The name Bloomingdale which is now displaced is of Dutch origin, being derived from "bloemen" and "dael," meaning vale of flowers. Bloemendael is the name of a charming little town. about three miles north of old Harlem in Holland. As used on Manhattan Island, it was applied to an extensive region on the west side from 23d Street to Morningside Heights, but was more especially associated with the region northward from the first Bloomingdale Square which the Commissioners of 1807 laid out between 53d and 57th Streets, 8th and 9th Avenues. When Central Park was established, the plan for the first Bloomingdale Square was abandoned. By an ordinance approved by Mayor McClellan January 9, 1907, the name was attached to the open space at the junction of West End Avenue and Broadway

between 106th and 107th Streets. This little park is historic ground, for here rested the western end of the fortifications which the British army stretched across the island following their capture of New York, September 15, 1776. Immediately west of the Bloomingdale Church stood the house of Nicholas Jones which was a landmark in its day and is frequently mentioned in the records of the Revolutionary Period. It was here that the American reconnoitering party came upon the British pickets on the morning of September 16, 1776, the day of the Battle of Harlem Heights.

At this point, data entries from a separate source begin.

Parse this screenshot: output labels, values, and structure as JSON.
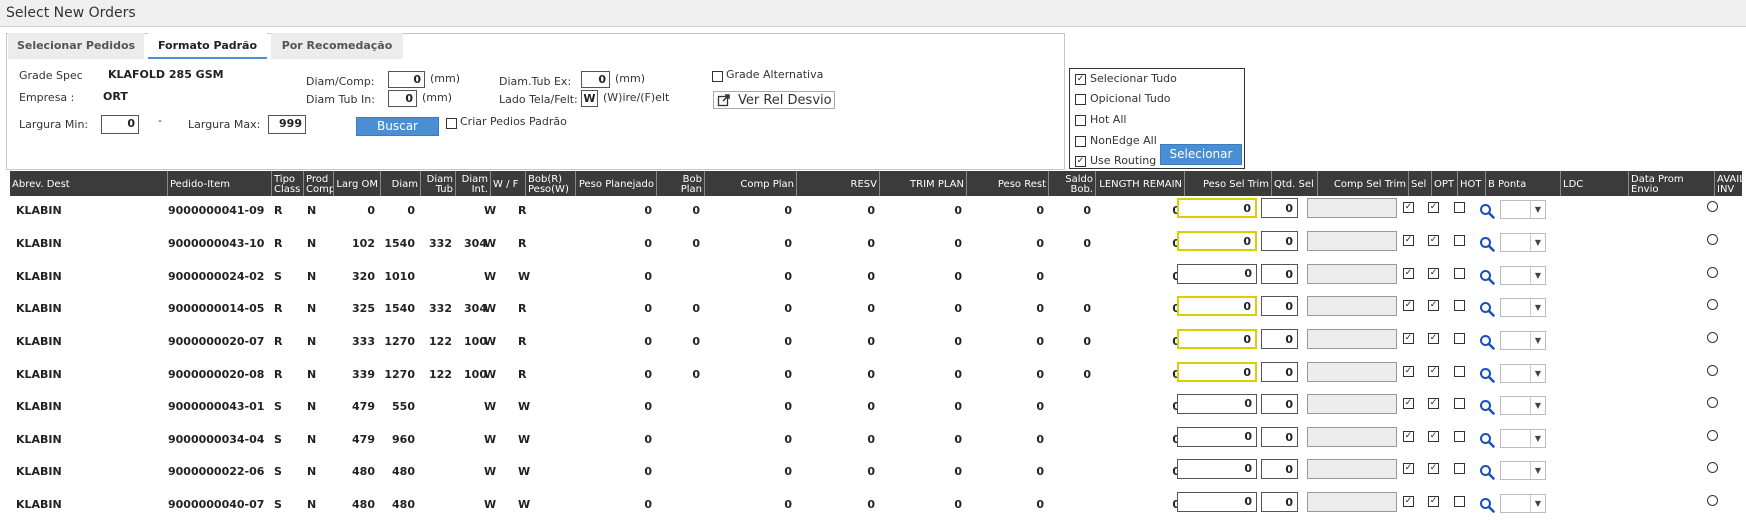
{
  "window": {
    "title": "Select New Orders"
  },
  "tabs": [
    {
      "label": "Selecionar Pedidos"
    },
    {
      "label": "Formato Padrão"
    },
    {
      "label": "Por Recomedação"
    }
  ],
  "filters": {
    "grade_spec_label": "Grade Spec",
    "grade_spec_value": "KLAFOLD 285 GSM",
    "empresa_label": "Empresa :",
    "empresa_value": "ORT",
    "largura_min_label": "Largura Min:",
    "largura_min_value": "0",
    "range_dash": "-",
    "largura_max_label": "Largura Max:",
    "largura_max_value": "999",
    "diam_comp_label": "Diam/Comp:",
    "diam_comp_value": "0",
    "diam_comp_unit": "(mm)",
    "diam_tub_in_label": "Diam Tub In:",
    "diam_tub_in_value": "0",
    "diam_tub_in_unit": "(mm)",
    "diam_tub_ex_label": "Diam.Tub Ex:",
    "diam_tub_ex_value": "0",
    "diam_tub_ex_unit": "(mm)",
    "lado_tela_label": "Lado Tela/Felt:",
    "lado_tela_value": "W",
    "lado_tela_hint": "(W)ire/(F)elt",
    "grade_alternativa_label": "Grade Alternativa",
    "grade_alternativa_checked": false,
    "ver_rel_desvio_label": "Ver Rel Desvio",
    "buscar_label": "Buscar",
    "criar_pedidos_label": "Criar Pedios Padrão",
    "criar_pedidos_checked": false
  },
  "selection": {
    "options": [
      {
        "label": "Selecionar Tudo",
        "checked": true
      },
      {
        "label": "Opicional Tudo",
        "checked": false
      },
      {
        "label": "Hot All",
        "checked": false
      },
      {
        "label": "NonEdge All",
        "checked": false
      },
      {
        "label": "Use Routing",
        "checked": true
      }
    ],
    "button_label": "Selecionar"
  },
  "table": {
    "columns": [
      "Abrev. Dest",
      "Pedido-Item",
      "Tipo Class",
      "Prod Comp",
      "Larg OM",
      "Diam",
      "Diam Tub",
      "Diam Int.",
      "W / F",
      "Bob(R) Peso(W)",
      "Peso Planejado",
      "Bob Plan",
      "Comp Plan",
      "RESV",
      "TRIM PLAN",
      "Peso Rest",
      "Saldo Bob.",
      "LENGTH REMAIN",
      "Peso Sel Trim",
      "Qtd. Sel",
      "Comp Sel Trim",
      "Sel",
      "OPT",
      "HOT",
      "B Ponta",
      "LDC",
      "Data Prom Envio",
      "AVAIL INV"
    ],
    "rows": [
      {
        "dest": "KLABIN",
        "pedido": "9000000041-09",
        "tipo": "R",
        "prod": "N",
        "larg": "0",
        "diam": "0",
        "diam_tub": "",
        "diam_int": "",
        "wf": "W",
        "bob": "R",
        "peso_plan": "0",
        "bob_plan": "0",
        "comp_plan": "0",
        "resv": "0",
        "trim_plan": "0",
        "peso_rest": "0",
        "saldo": "0",
        "length": "0",
        "peso_sel": "0",
        "qtd_sel": "0",
        "comp_sel": "",
        "sel": true,
        "opt": true,
        "hot": false,
        "trim_highlight": true
      },
      {
        "dest": "KLABIN",
        "pedido": "9000000043-10",
        "tipo": "R",
        "prod": "N",
        "larg": "102",
        "diam": "1540",
        "diam_tub": "332",
        "diam_int": "304",
        "wf": "W",
        "bob": "R",
        "peso_plan": "0",
        "bob_plan": "0",
        "comp_plan": "0",
        "resv": "0",
        "trim_plan": "0",
        "peso_rest": "0",
        "saldo": "0",
        "length": "0",
        "peso_sel": "0",
        "qtd_sel": "0",
        "comp_sel": "",
        "sel": true,
        "opt": true,
        "hot": false,
        "trim_highlight": true
      },
      {
        "dest": "KLABIN",
        "pedido": "9000000024-02",
        "tipo": "S",
        "prod": "N",
        "larg": "320",
        "diam": "1010",
        "diam_tub": "",
        "diam_int": "",
        "wf": "W",
        "bob": "W",
        "peso_plan": "0",
        "bob_plan": "",
        "comp_plan": "0",
        "resv": "0",
        "trim_plan": "0",
        "peso_rest": "0",
        "saldo": "",
        "length": "0",
        "peso_sel": "0",
        "qtd_sel": "0",
        "comp_sel": "",
        "sel": true,
        "opt": true,
        "hot": false,
        "trim_highlight": false
      },
      {
        "dest": "KLABIN",
        "pedido": "9000000014-05",
        "tipo": "R",
        "prod": "N",
        "larg": "325",
        "diam": "1540",
        "diam_tub": "332",
        "diam_int": "304",
        "wf": "W",
        "bob": "R",
        "peso_plan": "0",
        "bob_plan": "0",
        "comp_plan": "0",
        "resv": "0",
        "trim_plan": "0",
        "peso_rest": "0",
        "saldo": "0",
        "length": "0",
        "peso_sel": "0",
        "qtd_sel": "0",
        "comp_sel": "",
        "sel": true,
        "opt": true,
        "hot": false,
        "trim_highlight": true
      },
      {
        "dest": "KLABIN",
        "pedido": "9000000020-07",
        "tipo": "R",
        "prod": "N",
        "larg": "333",
        "diam": "1270",
        "diam_tub": "122",
        "diam_int": "100",
        "wf": "W",
        "bob": "R",
        "peso_plan": "0",
        "bob_plan": "0",
        "comp_plan": "0",
        "resv": "0",
        "trim_plan": "0",
        "peso_rest": "0",
        "saldo": "0",
        "length": "0",
        "peso_sel": "0",
        "qtd_sel": "0",
        "comp_sel": "",
        "sel": true,
        "opt": true,
        "hot": false,
        "trim_highlight": true
      },
      {
        "dest": "KLABIN",
        "pedido": "9000000020-08",
        "tipo": "R",
        "prod": "N",
        "larg": "339",
        "diam": "1270",
        "diam_tub": "122",
        "diam_int": "100",
        "wf": "W",
        "bob": "R",
        "peso_plan": "0",
        "bob_plan": "0",
        "comp_plan": "0",
        "resv": "0",
        "trim_plan": "0",
        "peso_rest": "0",
        "saldo": "0",
        "length": "0",
        "peso_sel": "0",
        "qtd_sel": "0",
        "comp_sel": "",
        "sel": true,
        "opt": true,
        "hot": false,
        "trim_highlight": true
      },
      {
        "dest": "KLABIN",
        "pedido": "9000000043-01",
        "tipo": "S",
        "prod": "N",
        "larg": "479",
        "diam": "550",
        "diam_tub": "",
        "diam_int": "",
        "wf": "W",
        "bob": "W",
        "peso_plan": "0",
        "bob_plan": "",
        "comp_plan": "0",
        "resv": "0",
        "trim_plan": "0",
        "peso_rest": "0",
        "saldo": "",
        "length": "0",
        "peso_sel": "0",
        "qtd_sel": "0",
        "comp_sel": "",
        "sel": true,
        "opt": true,
        "hot": false,
        "trim_highlight": false
      },
      {
        "dest": "KLABIN",
        "pedido": "9000000034-04",
        "tipo": "S",
        "prod": "N",
        "larg": "479",
        "diam": "960",
        "diam_tub": "",
        "diam_int": "",
        "wf": "W",
        "bob": "W",
        "peso_plan": "0",
        "bob_plan": "",
        "comp_plan": "0",
        "resv": "0",
        "trim_plan": "0",
        "peso_rest": "0",
        "saldo": "",
        "length": "0",
        "peso_sel": "0",
        "qtd_sel": "0",
        "comp_sel": "",
        "sel": true,
        "opt": true,
        "hot": false,
        "trim_highlight": false
      },
      {
        "dest": "KLABIN",
        "pedido": "9000000022-06",
        "tipo": "S",
        "prod": "N",
        "larg": "480",
        "diam": "480",
        "diam_tub": "",
        "diam_int": "",
        "wf": "W",
        "bob": "W",
        "peso_plan": "0",
        "bob_plan": "",
        "comp_plan": "0",
        "resv": "0",
        "trim_plan": "0",
        "peso_rest": "0",
        "saldo": "",
        "length": "0",
        "peso_sel": "0",
        "qtd_sel": "0",
        "comp_sel": "",
        "sel": true,
        "opt": true,
        "hot": false,
        "trim_highlight": false
      },
      {
        "dest": "KLABIN",
        "pedido": "9000000040-07",
        "tipo": "S",
        "prod": "N",
        "larg": "480",
        "diam": "480",
        "diam_tub": "",
        "diam_int": "",
        "wf": "W",
        "bob": "W",
        "peso_plan": "0",
        "bob_plan": "",
        "comp_plan": "0",
        "resv": "0",
        "trim_plan": "0",
        "peso_rest": "0",
        "saldo": "",
        "length": "0",
        "peso_sel": "0",
        "qtd_sel": "0",
        "comp_sel": "",
        "sel": true,
        "opt": true,
        "hot": false,
        "trim_highlight": false
      }
    ]
  },
  "colors": {
    "accent": "#4a8fd4",
    "header_bg": "#3b3b3b",
    "trim_highlight": "#d8d000"
  }
}
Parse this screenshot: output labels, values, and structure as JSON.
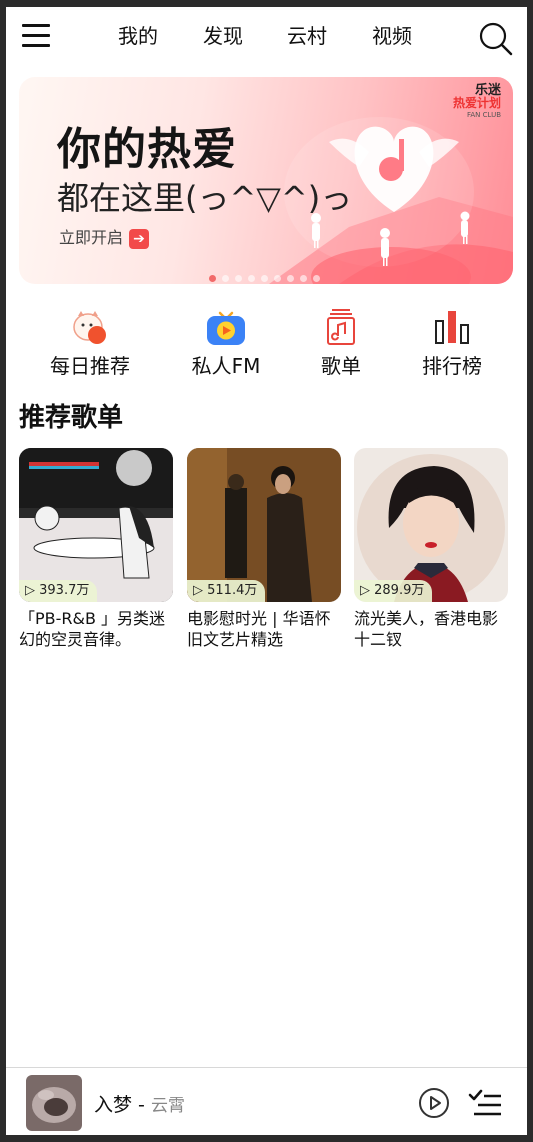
{
  "top_nav": {
    "tabs": [
      {
        "label": "我的"
      },
      {
        "label": "发现"
      },
      {
        "label": "云村"
      },
      {
        "label": "视频"
      }
    ]
  },
  "banner": {
    "title": "你的热爱",
    "subtitle": "都在这里(っ^▽^)っ",
    "cta": "立即开启",
    "brand_line1": "乐迷",
    "brand_line2": "热爱计划",
    "brand_line3": "FAN CLUB",
    "slide_count": 9,
    "active_slide": 1
  },
  "quick_entries": [
    {
      "label": "每日推荐",
      "icon": "daily-recommend-icon"
    },
    {
      "label": "私人FM",
      "icon": "personal-fm-icon"
    },
    {
      "label": "歌单",
      "icon": "playlist-icon"
    },
    {
      "label": "排行榜",
      "icon": "chart-rank-icon"
    }
  ],
  "section": {
    "title": "推荐歌单"
  },
  "playlists": [
    {
      "plays": "▷ 393.7万",
      "title": "「PB-R&B 」另类迷幻的空灵音律。"
    },
    {
      "plays": "▷ 511.4万",
      "title": "电影慰时光 | 华语怀旧文艺片精选"
    },
    {
      "plays": "▷ 289.9万",
      "title": "流光美人，香港电影十二钗"
    }
  ],
  "player": {
    "song": "入梦",
    "separator": " - ",
    "artist": "云霄"
  },
  "colors": {
    "accent": "#f24a4a",
    "text": "#111111",
    "muted": "#888888"
  }
}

Washington Irving, apostrophizing the old Bloomingdale region, referred to "the pastoral scenes of Bloemen Dael, which in those early days was a sweet and rural valley, beautiful with many a bright wildflower, refreshed by many a pure streamlet and enlivened here and there by a delectable little. Dutch cottage, sheltered under some sloping hill and almost buried in embowering trees."

The name Bloomingdale is redolent with sweet memories for old New Yorkers, and its passing is a matter for regret, similar to that which was aroused in 1904 by the change of the name of Long Acre Square to Times Square, and in 1911 by the change of the name of Mulberry Bend Park to Columbus Park.

ISHAM PARK, NEW YORK.

Tree Preservation Urged.

On pages 106-108 preceding, we have referred to the gift and dedication of Isham Park, New York City.

Following upon the gift of this park, the engineers of the City have been advancing their plans for the opening of new streets and avenues on the upper end of Manhattan Island between Broadway and Inwood Hill. Upon this unimproved property are many noble trees which must necessarily be sacrificed; but in Isham Park, Commissioner Stover, sustained by this Society and other civic organizations, is endeavoring to save as many as possible. The street plan in the vicinity of the park includes a curvilinear avenue called Park Terrace West, running through the

*The Bloomingdale Church was the first ecclesiastical society formed in Bloomingdale. Its present house of worship stands on the west side of West End Avenue between 106th and 107th Street.